I am trying to run a Vault cluster of 5 pods using the official Helm chart. I can provide more details if necessary, but I think at this stage the problem I am experiencing is not Kubernetes-specific.

I don’t want to use TLS, so I disabled/removed all TLS-related configuration options. Looking at the pods’ logs, it seems they can’t manage to talk to each other. All of them report the same messages in their logs:

[INFO]  core: attempting to join possible raft leader node: leader_addr=http://vault-2:8200
[WARN]  core: join attempt failed: error="error during raft bootstrap init call: Put \"http://vault-2:8200/v1/sys/storage/raft/bootstrap/challenge\": dial tcp: lookup vault-2 on 10.96.0.10:53: server misbehaving"

I did some research on this “server misbehaving” error message, but couldn’t find anything on the internet. I suspect that pods expect other pods to talk HTTPS, and aren’t happy when they get a plain HTTP response. Could that be the cause of this “server misbehaving” message?

Thanks for any help! If you require more details (version numbers, configuration, logs, etc.) please ask and I will provide them.
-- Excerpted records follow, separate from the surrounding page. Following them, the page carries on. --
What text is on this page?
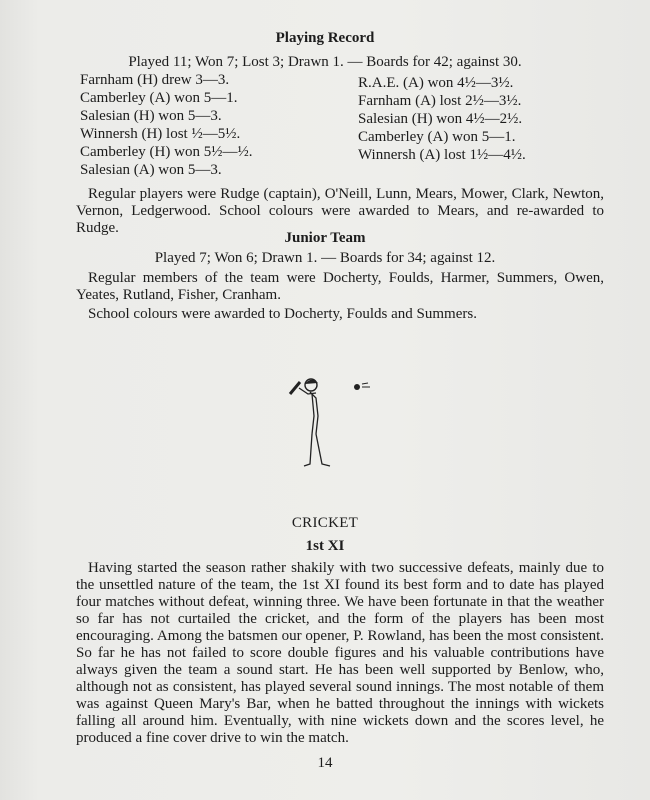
Playing Record
Played 11; Won 7; Lost 3; Drawn 1. — Boards for 42; against 30.
Farnham (H) drew 3—3.
Camberley (A) won 5—1.
Salesian (H) won 5—3.
Winnersh (H) lost ½—5½.
Camberley (H) won 5½—½.
Salesian (A) won 5—3.
R.A.E. (A) won 4½—3½.
Farnham (A) lost 2½—3½.
Salesian (H) won 4½—2½.
Camberley (A) won 5—1.
Winnersh (A) lost 1½—4½.

Regular players were Rudge (captain), O'Neill, Lunn, Mears, Mower, Clark, Newton, Vernon, Ledgerwood. School colours were awarded to Mears, and re-awarded to Rudge.

Junior Team
Played 7; Won 6; Drawn 1. — Boards for 34; against 12.

Regular members of the team were Docherty, Foulds, Harmer, Summers, Owen, Yeates, Rutland, Fisher, Cranham.

School colours were awarded to Docherty, Foulds and Summers.

CRICKET
1st XI

Having started the season rather shakily with two successive defeats, mainly due to the unsettled nature of the team, the 1st XI found its best form and to date has played four matches without defeat, winning three. We have been fortunate in that the weather so far has not curtailed the cricket, and the form of the players has been most encouraging. Among the batsmen our opener, P. Rowland, has been the most consistent. So far he has not failed to score double figures and his valuable contributions have always given the team a sound start. He has been well supported by Benlow, who, although not as consistent, has played several sound innings. The most notable of them was against Queen Mary's Bar, when he batted throughout the innings with wickets falling all around him. Eventually, with nine wickets down and the scores level, he produced a fine cover drive to win the match.

14
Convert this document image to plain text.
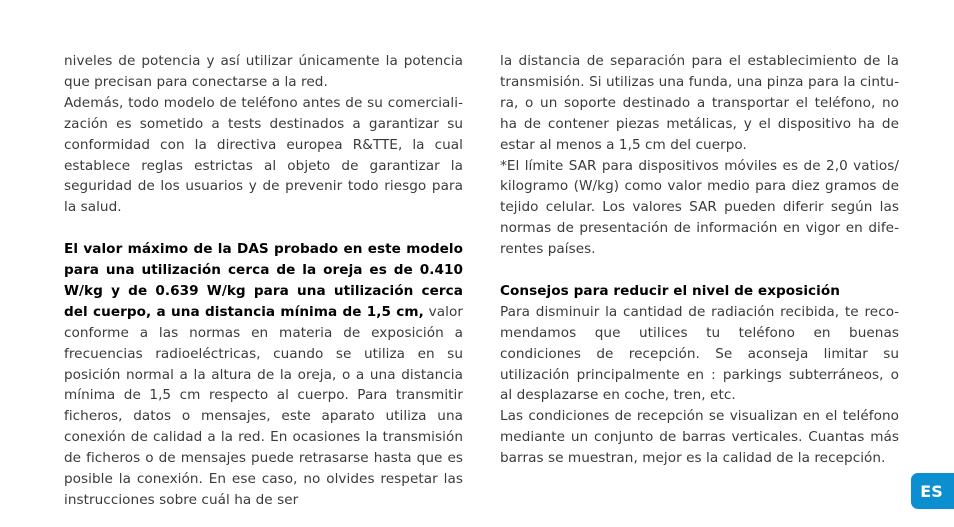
niveles de potencia y así utilizar únicamente la potencia que precisan para conectarse a la red.

Además, todo modelo de teléfono antes de su comercialización es sometido a tests destinados a garantizar su conformidad con la directiva europea R&TTE, la cual establece reglas estrictas al objeto de garantizar la seguridad de los usuarios y de prevenir todo riesgo para la salud.

El valor máximo de la DAS probado en este modelo para una utilización cerca de la oreja es de 0.410 W/kg y de 0.639 W/kg para una utilización cerca del cuerpo, a una distancia mínima de 1,5 cm, valor conforme a las normas en materia de exposición a frecuencias radioeléctricas, cuando se utiliza en su posición normal a la altura de la oreja, o a una distancia mínima de 1,5 cm respecto al cuerpo. Para transmitir ficheros, datos o mensajes, este aparato utiliza una conexión de calidad a la red. En ocasiones la transmisión de ficheros o de mensajes puede retrasarse hasta que es posible la conexión. En ese caso, no olvides respetar las instrucciones sobre cuál ha de ser

la distancia de separación para el establecimiento de la transmisión. Si utilizas una funda, una pinza para la cintura, o un soporte destinado a transportar el teléfono, no ha de contener piezas metálicas, y el dispositivo ha de estar al menos a 1,5 cm del cuerpo.

*El límite SAR para dispositivos móviles es de 2,0 vatios/ kilogramo (W/kg) como valor medio para diez gramos de tejido celular. Los valores SAR pueden diferir según las normas de presentación de información en vigor en diferentes países.

Consejos para reducir el nivel de exposición

Para disminuir la cantidad de radiación recibida, te recomendamos que utilices tu teléfono en buenas condiciones de recepción. Se aconseja limitar su utilización principalmente en : parkings subterráneos, o al desplazarse en coche, tren, etc.

Las condiciones de recepción se visualizan en el teléfono mediante un conjunto de barras verticales. Cuantas más barras se muestran, mejor es la calidad de la recepción.

ES
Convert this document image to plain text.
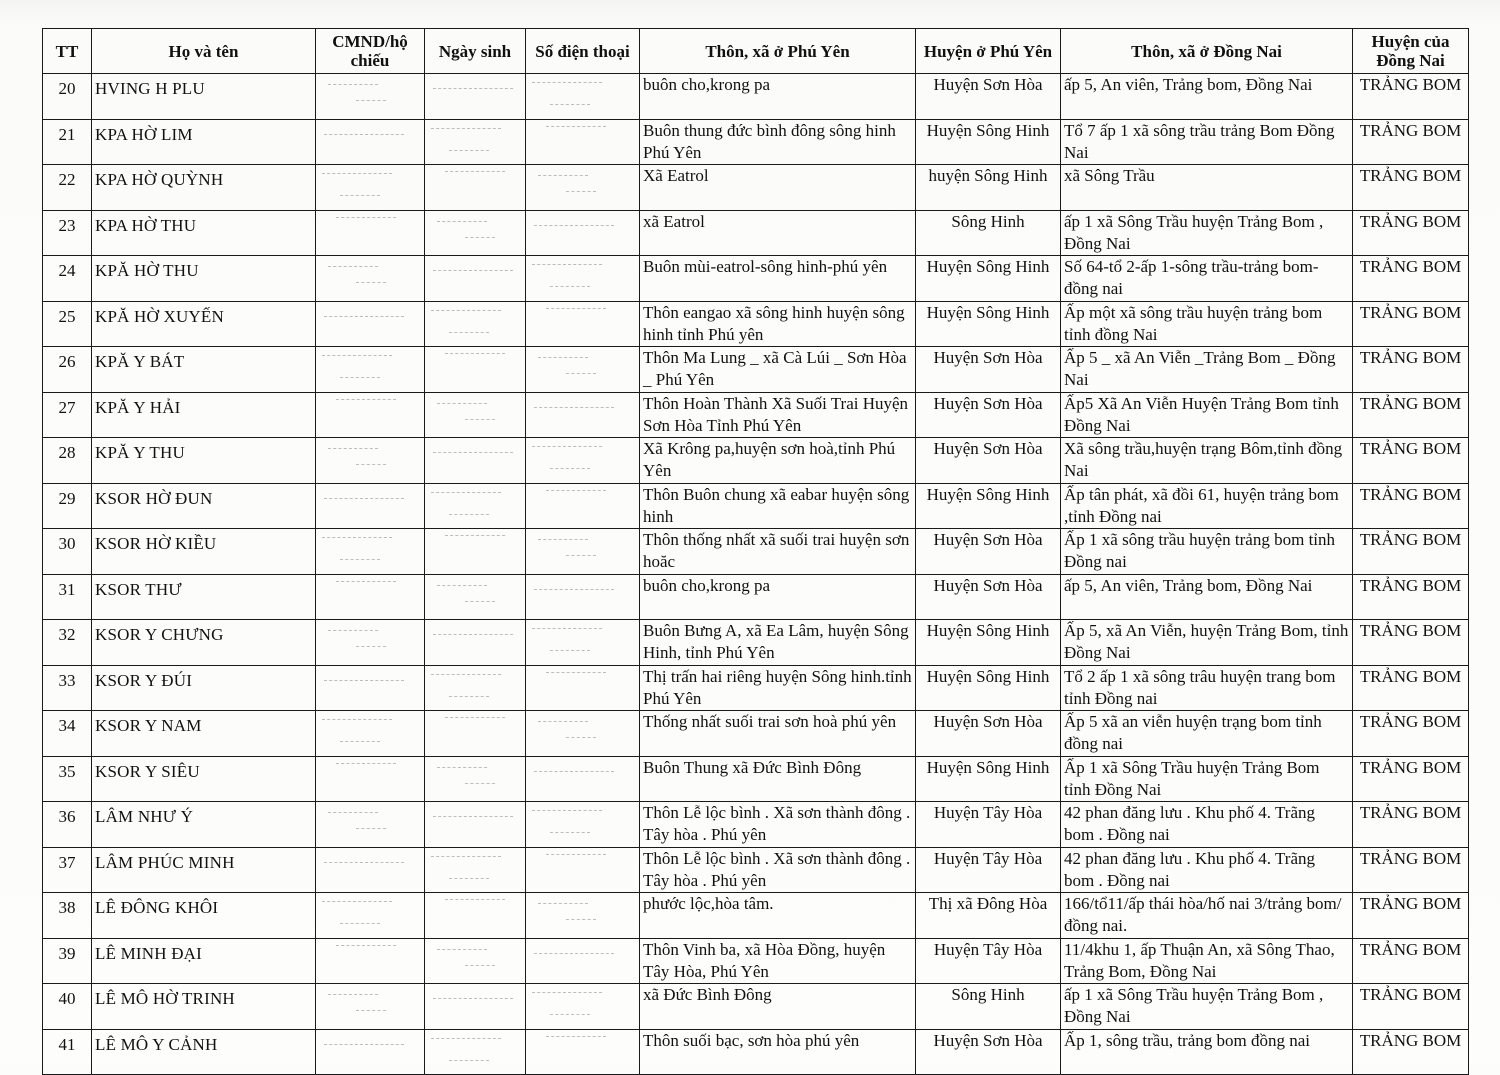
TT	Họ và tên	CMND/hộ chiếu	Ngày sinh	Số điện thoại	Thôn, xã ở Phú Yên	Huyện ở Phú Yên	Thôn, xã ở Đồng Nai	Huyện của Đồng Nai
20	HVING H PLU				buôn cho,krong pa	Huyện Sơn Hòa	ấp 5, An viên, Trảng bom, Đồng Nai	TRẢNG BOM
21	KPA HỜ LIM				Buôn thung đức bình đông sông hinh Phú Yên	Huyện Sông Hinh	Tổ 7 ấp 1 xã sông trầu trảng Bom Đồng Nai	TRẢNG BOM
22	KPA HỜ QUỲNH				Xã Eatrol	huyện Sông Hinh	xã Sông Trầu	TRẢNG BOM
23	KPA HỜ THU				xã Eatrol	Sông Hinh	ấp 1 xã Sông Trầu huyện Trảng Bom , Đồng Nai	TRẢNG BOM
24	KPĂ HỜ THU				Buôn mùi-eatrol-sông hinh-phú yên	Huyện Sông Hinh	Số 64-tổ 2-ấp 1-sông trầu-trảng bom-đồng nai	TRẢNG BOM
25	KPĂ HỜ XUYẾN				Thôn eangao xã sông hinh huyện sông hinh tỉnh Phú yên	Huyện Sông Hinh	Ấp một xã sông trầu huyện trảng bom tỉnh đồng Nai	TRẢNG BOM
26	KPĂ Y BÁT				Thôn Ma Lung _ xã Cà Lúi _ Sơn Hòa _ Phú Yên	Huyện Sơn Hòa	Ấp 5 _ xã An Viễn _Trảng Bom _ Đồng Nai	TRẢNG BOM
27	KPĂ Y HẢI				Thôn Hoàn Thành Xã Suối Trai Huyện Sơn Hòa Tỉnh Phú Yên	Huyện Sơn Hòa	Ấp5 Xã An Viễn Huyện Trảng Bom tỉnh Đồng Nai	TRẢNG BOM
28	KPĂ Y THU				Xã Krông pa,huyện sơn hoà,tỉnh Phú Yên	Huyện Sơn Hòa	Xã sông trầu,huyện trạng Bôm,tỉnh đồng Nai	TRẢNG BOM
29	KSOR HỜ ĐUN				Thôn Buôn chung xã eabar huyện sông hinh	Huyện Sông Hinh	Ấp tân phát, xã đồi 61, huyện trảng bom ,tỉnh Đồng nai	TRẢNG BOM
30	KSOR HỜ KIỀU				Thôn thống nhất xã suối trai huyện sơn hoăc	Huyện Sơn Hòa	Ấp 1 xã sông trầu huyện trảng bom tỉnh Đồng nai	TRẢNG BOM
31	KSOR THƯ				buôn cho,krong pa	Huyện Sơn Hòa	ấp 5, An viên, Trảng bom, Đồng Nai	TRẢNG BOM
32	KSOR Y CHƯNG				Buôn Bưng A, xã Ea Lâm, huyện Sông Hinh, tỉnh Phú Yên	Huyện Sông Hinh	Ấp 5, xã An Viễn, huyện Trảng Bom, tỉnh Đồng Nai	TRẢNG BOM
33	KSOR Y ĐÚI				Thị trấn hai riêng huyện Sông hinh.tỉnh Phú Yên	Huyện Sông Hinh	Tổ 2 ấp 1 xã sông trâu huyện trang bom tỉnh Đồng nai	TRẢNG BOM
34	KSOR Y NAM				Thống nhất suối trai sơn hoà phú yên	Huyện Sơn Hòa	Ấp 5 xã an viễn huyện trạng bom tỉnh đồng nai	TRẢNG BOM
35	KSOR Y SIÊU				Buôn Thung xã Đức Bình Đông	Huyện Sông Hinh	Ấp 1 xã Sông Trầu huyện Trảng Bom tỉnh Đồng Nai	TRẢNG BOM
36	LÂM NHƯ Ý				Thôn Lễ lộc bình . Xã sơn thành đông . Tây hòa . Phú yên	Huyện Tây Hòa	42 phan đăng lưu . Khu phố 4. Trãng bom . Đồng nai	TRẢNG BOM
37	LÂM PHÚC MINH				Thôn Lễ lộc bình . Xã sơn thành đông . Tây hòa . Phú yên	Huyện Tây Hòa	42 phan đăng lưu . Khu phố 4. Trãng bom . Đồng nai	TRẢNG BOM
38	LÊ ĐÔNG KHÔI				phước lộc,hòa tâm.	Thị xã Đông Hòa	166/tổ11/ấp thái hòa/hố nai 3/trảng bom/ đồng nai.	TRẢNG BOM
39	LÊ MINH ĐẠI				Thôn Vinh ba, xã Hòa Đồng, huyện Tây Hòa, Phú Yên	Huyện Tây Hòa	11/4khu 1, ấp Thuận An, xã Sông Thao, Trảng Bom, Đồng Nai	TRẢNG BOM
40	LÊ MÔ HỜ TRINH				xã Đức Bình Đông	Sông Hinh	ấp 1 xã Sông Trầu huyện Trảng Bom , Đồng Nai	TRẢNG BOM
41	LÊ MÔ Y CẢNH				Thôn suối bạc, sơn hòa phú yên	Huyện Sơn Hòa	Ấp 1, sông trầu, trảng bom đồng nai	TRẢNG BOM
Look more closely at this part of your error message:

The error mentions lookup, an IP address which looks very much like what Kubernetes may have picked for its default in-cluster DNS server, and port 53, the DNS port.

So, the server misbehaving refers to your Kubernetes DNS server, not Vault-to-Vault communication.

Hi @maxb ,

Yes, that’s right, thanks for pointing this out! I will have to investigate why the DNS server is “misbehaving”…

Thanks!

No RAFT protocol does not require TLS.
I’ll start by saying I’m a kubernetes noob and most likely moving to Nomad for my use cases anyway. That said, sounds like the most likely issue with that message is some garbled data from kubs dns-system. Are you using external-names or service registration? If not you need to statically call out the names of the other nodes in your configuration – most likely is that the names you are using are not getting translated to the right node.

It appears this is the Go DNS client’s rather odd way of expressing “the DNS server sent me an error, but not an error I consider meaningful for this operation”:

As a starting point, you might want to exec into a pod within Kubernetes and check whether you’re actually able to resolve “vault-2” there.